Something I’ve been doing for the past couple weeks on the BASS is storing the Grid Engine configuration in Subversion. This allows me to do cool stuff like diff’ing and rolling back to previous configurations.
The Script
#!/bin/bash
# Configuration values
SGE_ROOT=/usr/share/gridengine
SGE_CELL=default
SVN_URL=file:///home/user/subversion
SVN_IMPORT_DIR=gridconfig
SVN_LOAD=/usr/share/doc/subversion-1.4.2/svn_load_dirs.pl
# The real work
TMPD=`mktemp -d`
source $SGE_ROOT/$SGE_CELL/common/settings.sh
$SGE_ROOT/util/upgrade_modules/save_sge_config.sh $TMPD
find $TMPD -name accounting -exec rm -v {} \;
sed -i "/^load_values/d" $TMPD/execution/*
$SVN_LOAD -no_user_input $SVN_URL $SVN_IMPORT_DIR $TMPD
rm -fr $TMPD
Run this regularly from cron to enable the real power that I’ll discuss below.
Explanation
Lines 4-8 define configuration variables used later on. The SGE_* variables might already be defined for your shell. If not, you know what they should be. SVN_URL is the URL of the Subversion repository you’d like to store the configuration in. It should have already been created using svnadmin create <dir>. SVN_IMPORT_DIR is the name of the directory in your repository that will store the configuration information. The real magic of this script comes from svn_load_dirs.pl, which comes with Subversion. Provide the path to it in the SVN_LOAD variable.

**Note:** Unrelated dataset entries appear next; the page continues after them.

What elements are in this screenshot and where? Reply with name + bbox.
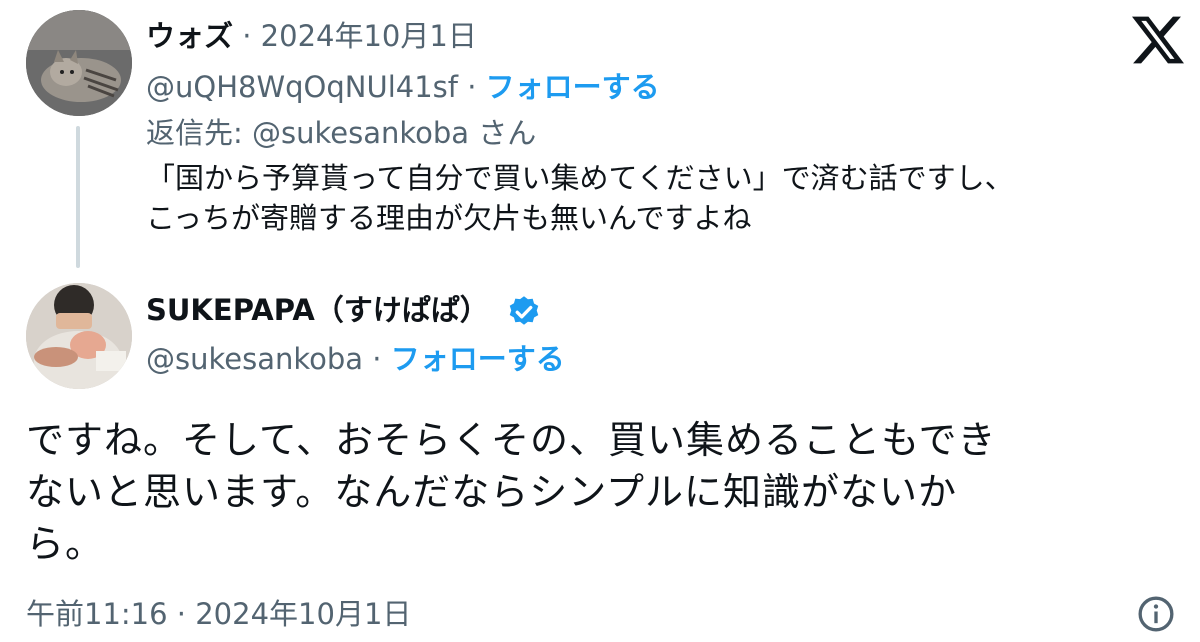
main-tweet-text: ですね。そして、おそらくその、買い集めることもでき ないと思います。なんだならシ…: [26, 414, 1176, 570]
handle-separator-main: ·: [372, 342, 382, 376]
tweet-date: 2024年10月1日: [195, 597, 412, 631]
follow-button-sukepapa[interactable]: フォローする: [391, 342, 565, 376]
main-author-handle[interactable]: @sukesankoba: [146, 342, 363, 376]
cat-avatar-image: [26, 10, 132, 116]
reply-text-line-2: こっちが寄贈する理由が欠片も無いんですよね: [146, 201, 752, 235]
reply-tweet-header: ウォズ · 2024年10月1日: [146, 16, 477, 56]
follow-button-wozu[interactable]: フォローする: [486, 70, 660, 104]
verified-badge-icon: [506, 294, 542, 330]
reply-to-line: 返信先: @sukesankoba さん: [146, 113, 536, 153]
reply-author-name[interactable]: ウォズ: [146, 19, 233, 53]
reply-to-prefix: 返信先:: [146, 116, 252, 150]
reply-author-handle[interactable]: @uQH8WqOqNUl41sf: [146, 70, 458, 104]
handle-separator: ·: [467, 70, 477, 104]
reply-tweet-text: 「国から予算貰って自分で買い集めてください」で済む話ですし、 こっちが寄贈する理…: [146, 158, 1166, 238]
header-separator: ·: [242, 19, 252, 53]
avatar-sukepapa[interactable]: [26, 283, 132, 389]
main-text-line-1: ですね。そして、おそらくその、買い集めることもでき: [26, 418, 997, 462]
avatar-wozu[interactable]: [26, 10, 132, 116]
tweet-timestamp[interactable]: 午前11:16 · 2024年10月1日: [26, 594, 411, 634]
main-text-line-3: ら。: [26, 522, 105, 566]
thread-connector-line: [76, 126, 80, 268]
parent-baby-avatar-image: [26, 283, 132, 389]
main-tweet-header: SUKEPAPA（すけぱぱ）: [146, 290, 542, 330]
main-author-name[interactable]: SUKEPAPA（すけぱぱ）: [146, 293, 489, 327]
main-text-line-2: ないと思います。なんだならシンプルに知識がないか: [26, 470, 958, 514]
info-icon[interactable]: [1136, 594, 1176, 634]
footer-separator: ·: [176, 597, 187, 631]
reply-to-mention[interactable]: @sukesankoba: [252, 116, 469, 150]
reply-text-line-1: 「国から予算貰って自分で買い集めてください」で済む話ですし、: [146, 161, 1014, 195]
reply-handle-row: @uQH8WqOqNUl41sf · フォローする: [146, 67, 660, 107]
main-handle-row: @sukesankoba · フォローする: [146, 339, 565, 379]
x-logo-icon[interactable]: [1132, 14, 1184, 66]
tweet-time: 午前11:16: [26, 597, 168, 631]
reply-to-suffix: さん: [478, 116, 537, 150]
reply-date[interactable]: 2024年10月1日: [261, 19, 477, 53]
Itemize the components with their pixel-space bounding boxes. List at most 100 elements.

Lines 11-13 setup the SGE environment and dump the current configuration to a temporary directory. The save_sge_config.sh script comes with Grid Engine and is a gem. It writes the grid configuration to a directory structure. It’s worthwhile to run it on your own and browse the output.
Lines 14 and 15 do some post-processing on the dumped configuration. In particular, the accounting file is deleted because in our case, it’s huge and dynamic, so I don’t want to store multiple copies of it in the repository. Another piece of dynamic information is the load_values for each execution host. These will change each time you run the script and don’t provide any useful historical information that you can’t get in better form from Ganglia, so I get rid of them. One last piece of dynamic information is the backup_date file which contains the date and time that save_sge_config.sh. I like to keep this around because it provides some context, but you could also delete that file here.

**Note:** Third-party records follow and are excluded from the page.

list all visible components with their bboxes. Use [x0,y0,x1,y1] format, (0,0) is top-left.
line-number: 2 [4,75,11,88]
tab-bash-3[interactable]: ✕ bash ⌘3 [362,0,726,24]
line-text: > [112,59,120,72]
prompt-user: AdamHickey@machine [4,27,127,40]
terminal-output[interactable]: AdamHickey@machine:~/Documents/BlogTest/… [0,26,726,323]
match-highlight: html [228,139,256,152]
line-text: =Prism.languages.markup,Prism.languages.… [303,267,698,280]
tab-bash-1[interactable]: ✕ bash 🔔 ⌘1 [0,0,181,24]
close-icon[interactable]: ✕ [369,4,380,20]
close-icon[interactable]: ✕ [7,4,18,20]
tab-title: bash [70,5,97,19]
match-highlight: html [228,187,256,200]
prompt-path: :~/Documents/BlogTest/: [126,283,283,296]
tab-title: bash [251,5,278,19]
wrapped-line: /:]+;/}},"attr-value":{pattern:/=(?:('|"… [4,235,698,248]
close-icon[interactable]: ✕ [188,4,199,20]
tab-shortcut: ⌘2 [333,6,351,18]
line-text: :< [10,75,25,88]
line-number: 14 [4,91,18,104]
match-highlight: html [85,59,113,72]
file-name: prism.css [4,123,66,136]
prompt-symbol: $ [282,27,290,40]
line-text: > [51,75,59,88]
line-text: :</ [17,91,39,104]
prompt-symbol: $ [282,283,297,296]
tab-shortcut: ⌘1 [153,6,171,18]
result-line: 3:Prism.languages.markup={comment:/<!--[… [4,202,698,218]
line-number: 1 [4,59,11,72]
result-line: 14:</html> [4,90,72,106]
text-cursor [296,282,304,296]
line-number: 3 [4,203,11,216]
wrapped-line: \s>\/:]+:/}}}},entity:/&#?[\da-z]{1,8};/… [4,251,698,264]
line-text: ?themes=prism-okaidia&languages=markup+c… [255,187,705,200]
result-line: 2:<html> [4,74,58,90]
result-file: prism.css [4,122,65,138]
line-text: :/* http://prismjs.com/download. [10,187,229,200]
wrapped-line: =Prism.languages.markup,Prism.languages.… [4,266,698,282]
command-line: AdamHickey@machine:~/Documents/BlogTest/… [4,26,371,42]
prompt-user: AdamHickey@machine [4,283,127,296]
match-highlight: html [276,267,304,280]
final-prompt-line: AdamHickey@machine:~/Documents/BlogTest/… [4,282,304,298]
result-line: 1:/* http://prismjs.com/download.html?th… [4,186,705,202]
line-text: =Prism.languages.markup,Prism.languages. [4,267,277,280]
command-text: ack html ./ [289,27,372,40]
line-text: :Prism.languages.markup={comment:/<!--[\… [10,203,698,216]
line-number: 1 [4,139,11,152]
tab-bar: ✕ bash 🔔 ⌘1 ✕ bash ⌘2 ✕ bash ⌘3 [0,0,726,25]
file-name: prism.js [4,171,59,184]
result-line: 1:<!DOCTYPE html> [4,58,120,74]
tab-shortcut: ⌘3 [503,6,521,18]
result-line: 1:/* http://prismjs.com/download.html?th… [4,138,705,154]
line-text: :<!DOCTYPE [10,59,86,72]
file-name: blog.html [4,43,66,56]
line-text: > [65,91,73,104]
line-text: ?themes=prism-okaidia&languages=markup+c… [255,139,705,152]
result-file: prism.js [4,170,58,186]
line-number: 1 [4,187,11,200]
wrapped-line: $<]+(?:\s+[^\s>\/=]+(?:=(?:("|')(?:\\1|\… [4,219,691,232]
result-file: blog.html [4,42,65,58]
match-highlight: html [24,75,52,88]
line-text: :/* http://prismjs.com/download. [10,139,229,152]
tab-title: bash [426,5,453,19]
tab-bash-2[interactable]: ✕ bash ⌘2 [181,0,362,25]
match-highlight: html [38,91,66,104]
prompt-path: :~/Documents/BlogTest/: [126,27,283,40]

With the configuration gathered, line 17 simply calls svn_load_dirs.pl to load it into Subversion. A commit message in the form of ‘Load /tmp/sakfjaskfj into gridconfig.’ is attached to the import.
Cool stuff
Now that all the configuration information is stored in Subversion, the world is our oyster. We can use any of the normal Subversion tools to learn more about the configuration.

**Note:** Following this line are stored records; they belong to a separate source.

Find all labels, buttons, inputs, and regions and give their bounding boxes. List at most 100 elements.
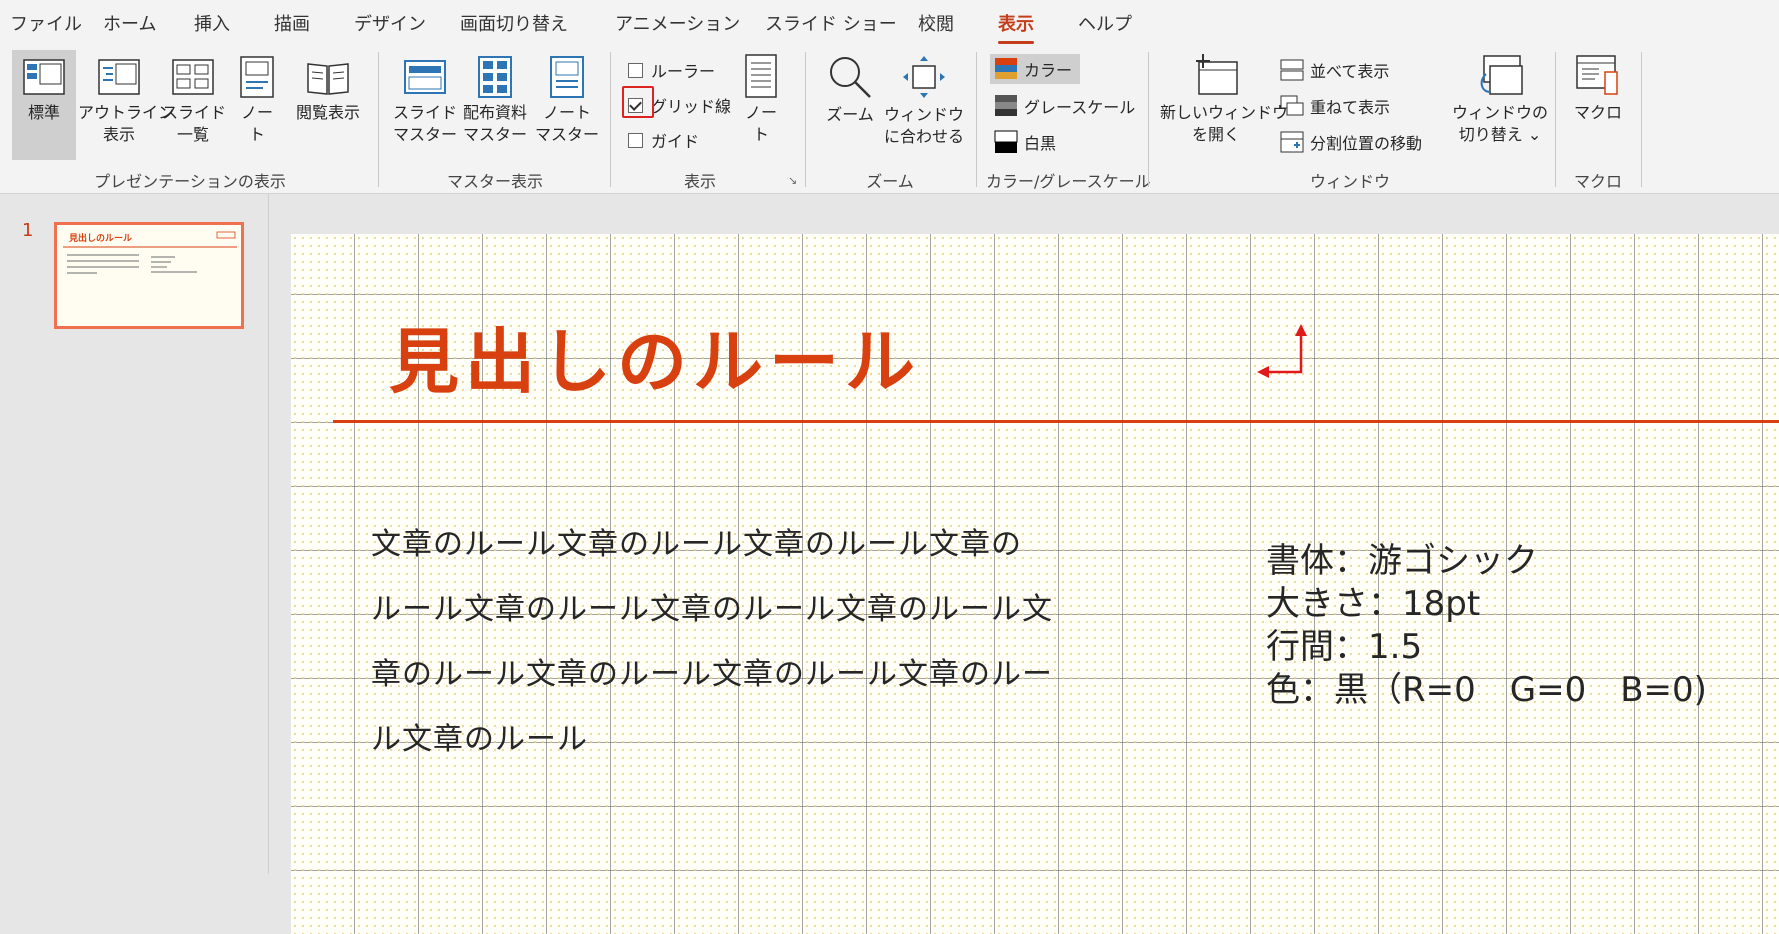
group-separator <box>1148 52 1149 187</box>
slide-thumbnail-pane: 1 見出しのルール <box>0 194 269 874</box>
fit-to-window-button[interactable]: ウィンドウ に合わせる <box>884 54 964 160</box>
group-separator <box>610 52 611 187</box>
tab-file[interactable]: ファイル <box>10 10 82 36</box>
color-label: カラー <box>1024 61 1073 80</box>
notes-page-label-2: ト <box>248 125 265 144</box>
normal-view-icon <box>23 59 65 95</box>
group-separator <box>976 52 977 187</box>
tab-slideshow[interactable]: スライド ショー <box>765 10 897 36</box>
switch-windows-label-2: 切り替え ⌄ <box>1458 125 1542 144</box>
switch-windows-button[interactable]: ウィンドウの 切り替え ⌄ <box>1452 54 1548 160</box>
tab-design[interactable]: デザイン <box>354 10 426 36</box>
fit-to-window-icon <box>903 56 945 98</box>
ruler-label: ルーラー <box>651 62 716 81</box>
tab-review[interactable]: 校閲 <box>918 10 954 36</box>
gridlines-label: グリッド線 <box>651 97 732 116</box>
outline-view-label-2: 表示 <box>102 125 135 144</box>
cascade-icon <box>1280 95 1304 116</box>
macros-icon <box>1576 55 1618 95</box>
slide-thumbnail[interactable]: 見出しのルール <box>54 222 244 329</box>
notes-label-2: ト <box>752 125 769 144</box>
body-line: 文章のルール文章のルール文章のルール文章の <box>371 527 1022 562</box>
group-label-zoom: ズーム <box>866 172 914 191</box>
body-text[interactable]: 文章のルール文章のルール文章のルール文章の ルール文章のルール文章のルール文章の… <box>371 512 1171 772</box>
guides-label: ガイド <box>651 132 700 151</box>
zoom-button[interactable]: ズーム <box>820 54 880 160</box>
tab-insert[interactable]: 挿入 <box>194 10 230 36</box>
tab-home[interactable]: ホーム <box>103 10 156 36</box>
color-swatch-icon <box>995 58 1017 79</box>
tab-transitions[interactable]: 画面切り替え <box>460 10 568 36</box>
cascade-button[interactable]: 重ねて表示 <box>1280 94 1390 118</box>
arrange-all-icon <box>1280 59 1304 81</box>
dialog-launcher-icon[interactable]: ↘ <box>788 174 797 187</box>
arrow-annotation <box>1257 324 1307 378</box>
reading-view-button[interactable]: 閲覧表示 <box>288 50 368 160</box>
handout-master-button[interactable]: 配布資料 マスター <box>460 50 530 160</box>
tab-animations[interactable]: アニメーション <box>615 10 740 36</box>
body-line: 章のルール文章のルール文章のルール文章のルー <box>371 657 1053 692</box>
slide-thumbnail-preview: 見出しのルール <box>63 231 237 274</box>
handout-master-label-2: マスター <box>462 125 527 144</box>
black-white-icon <box>994 130 1018 153</box>
grayscale-label: グレースケール <box>1024 98 1136 117</box>
notes-page-button[interactable]: ノー ト <box>228 50 286 160</box>
slide-title[interactable]: 見出しのルール <box>389 306 921 407</box>
body-line: ル文章のルール <box>371 722 588 757</box>
group-label-window: ウィンドウ <box>1309 172 1390 191</box>
slide-number: 1 <box>22 220 34 241</box>
spec-text[interactable]: 書体：游ゴシック 大きさ：18pt 行間：1.5 色：黒（R=0 G=0 B=0… <box>1266 540 1707 712</box>
slide-canvas[interactable]: 見出しのルール 文章のルール文章のルール文章のルール文章の ルール文章のルール文… <box>291 234 1779 934</box>
spec-line-spacing: 行間：1.5 <box>1266 627 1423 667</box>
magnifier-icon <box>830 57 871 98</box>
new-window-label-1: 新しいウィンドウ <box>1160 103 1289 122</box>
slide-master-icon <box>404 60 446 94</box>
group-label-master-view: マスター表示 <box>446 172 543 191</box>
notes-page-label-1: ノー <box>240 103 273 122</box>
color-button[interactable]: カラー <box>990 54 1081 84</box>
svg-text:見出しのルール: 見出しのルール <box>68 232 132 244</box>
tab-draw[interactable]: 描画 <box>274 10 310 36</box>
notes-master-button[interactable]: ノート マスター <box>532 50 602 160</box>
group-label-show: 表示 <box>683 172 716 191</box>
outline-view-button[interactable]: アウトライン 表示 <box>78 50 175 160</box>
ruler-checkbox-box[interactable] <box>628 62 643 78</box>
spec-color: 色：黒（R=0 G=0 B=0) <box>1266 670 1707 710</box>
black-white-button[interactable]: 白黒 <box>994 130 1056 154</box>
macros-button[interactable]: マクロ <box>1568 54 1628 160</box>
handout-master-icon <box>478 56 512 98</box>
macros-label: マクロ <box>1573 103 1622 122</box>
grayscale-button[interactable]: グレースケール <box>994 94 1135 118</box>
tab-view[interactable]: 表示 <box>998 10 1034 44</box>
new-window-button[interactable]: 新しいウィンドウ を開く <box>1160 54 1289 160</box>
normal-view-button[interactable]: 標準 <box>12 50 76 160</box>
move-split-button[interactable]: 分割位置の移動 <box>1280 130 1422 154</box>
slide-sorter-label-1: スライド <box>162 103 227 122</box>
arrange-all-button[interactable]: 並べて表示 <box>1280 58 1389 82</box>
ruler-checkbox[interactable]: ルーラー <box>628 58 715 82</box>
slide-sorter-button[interactable]: スライド 一覧 <box>162 50 227 160</box>
group-separator <box>378 52 379 187</box>
reading-view-icon <box>307 63 349 95</box>
outline-view-icon <box>98 59 140 95</box>
notes-button[interactable]: ノー ト <box>736 54 786 160</box>
slide-master-label-1: スライド <box>392 103 457 122</box>
guides-checkbox-box[interactable] <box>628 132 643 148</box>
guides-checkbox[interactable]: ガイド <box>628 128 699 152</box>
outline-view-label-1: アウトライン <box>78 103 175 122</box>
slide-sorter-icon <box>172 59 214 95</box>
handout-master-label-1: 配布資料 <box>462 103 527 122</box>
group-label-presentation-view: プレゼンテーションの表示 <box>94 172 286 191</box>
slide-master-button[interactable]: スライド マスター <box>390 50 460 160</box>
group-separator <box>1641 52 1642 187</box>
notes-master-label-1: ノート <box>542 103 591 122</box>
reading-view-label: 閲覧表示 <box>295 103 360 122</box>
black-white-label: 白黒 <box>1024 134 1057 153</box>
slide-sorter-label-2: 一覧 <box>176 125 209 144</box>
highlight-box <box>622 86 654 118</box>
spec-font: 書体：游ゴシック <box>1266 541 1538 581</box>
ribbon: ファイル ホーム 挿入 描画 デザイン 画面切り替え アニメーション スライド … <box>0 0 1779 194</box>
title-underline <box>333 420 1779 423</box>
zoom-label: ズーム <box>826 105 874 124</box>
tab-help[interactable]: ヘルプ <box>1078 10 1132 36</box>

Finding out what’s changed
By using svn diff, you can find out what’s changed between different dates. For example, here are the changes that I made between October 2nd and 3rd:
user@host ~$ svn diff file:///home/user/subversion/gridconfig -r {2009-10-02}:{2009-10-03}
Index: backup_date
============================================
--- backup_date (revision 177)
+++ backup_date (revision 181)
@@ -1 +1 @@
-2009-10-01_00:10:01
+2009-10-02_00:10:01
Index: usersets/superusers
============================================
--- usersets/superusers (revision 177)
+++ usersets/superusers (revision 181)
@@ -2,4 +2,4 @@
type ACL
fshare 0
oticket 0
-entries johnny
+entries johnny,billy
You’ll notice the backup_date is there, as I mentioned previously. Additionally, you’ll notice I added billy to the superusers userset. Good to know.
WebSVN
WebSVN is an online Subversion repository browser. Set it up correctly to point at your new gridconfig repository and you can get the same diff information as before through your browser.
Rollback your grid configuration
Did something go horribly wrong with your configuration? Rollback to a previous version using the load_sge_config.sh that also comes with Grid Engine and is located in $SGE_ROOT/util/upgrade_modules. Simply checkout the version of the repository you want to load and pass it to load_sge_config.sh. If you do this successfully, let me know. So far we haven’t had any catestrophic configuration changes.
Something else?
If you manage to do something else interesting with your versioned configuration information, leave a comment below or send me a message.
Update: Fixed a typo in the code with the $TMPD variable.

what’s the difference between $TMPDIR vs. $TMPD
Typo! I’ve just fixed it. Thanks for the heads up.